Once the door closed, cutting off the babble of the convention that Hayes suddenly realized was deafening, he heard a noise. It was an odd noise, dry and wet, unnatural and natural at the same time.
It sounded, Hayes thought as he looked down the stairwell to the floors below, like someone whispering “sqoosh.”
He saw a flabby piece of green foam pushing rhythmically against the guardrails three floors below.

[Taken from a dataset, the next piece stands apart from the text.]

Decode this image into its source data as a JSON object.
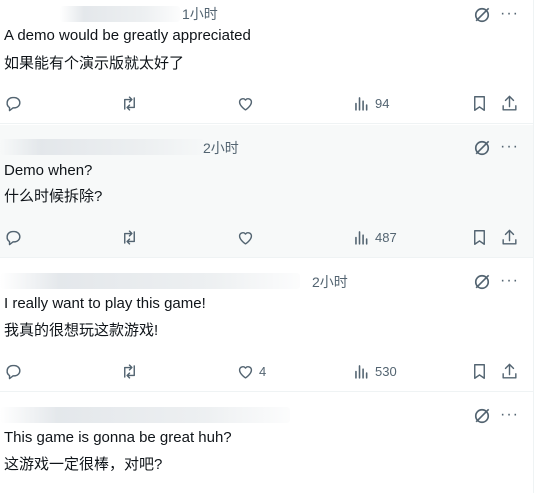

His mouth dropped as his brain could have closed the circuit and admitted to itself what was happening, but it refused to for the same reason that people in Lovecraft stories went mad rather than deal with the horrors they had seen.
It wasn’t until a moan, as run through the Squalid voice scrambler, filled the stairwell that he admitted what he was seeing. He was seeing Sqooshing.
Having seen and heard things that no mortal was meant to see, he fled up the stairs, not even trying to be quiet.
If the Sqooshers noticed they’d been caught, it didn’t knock them out of rhythm in the slightest.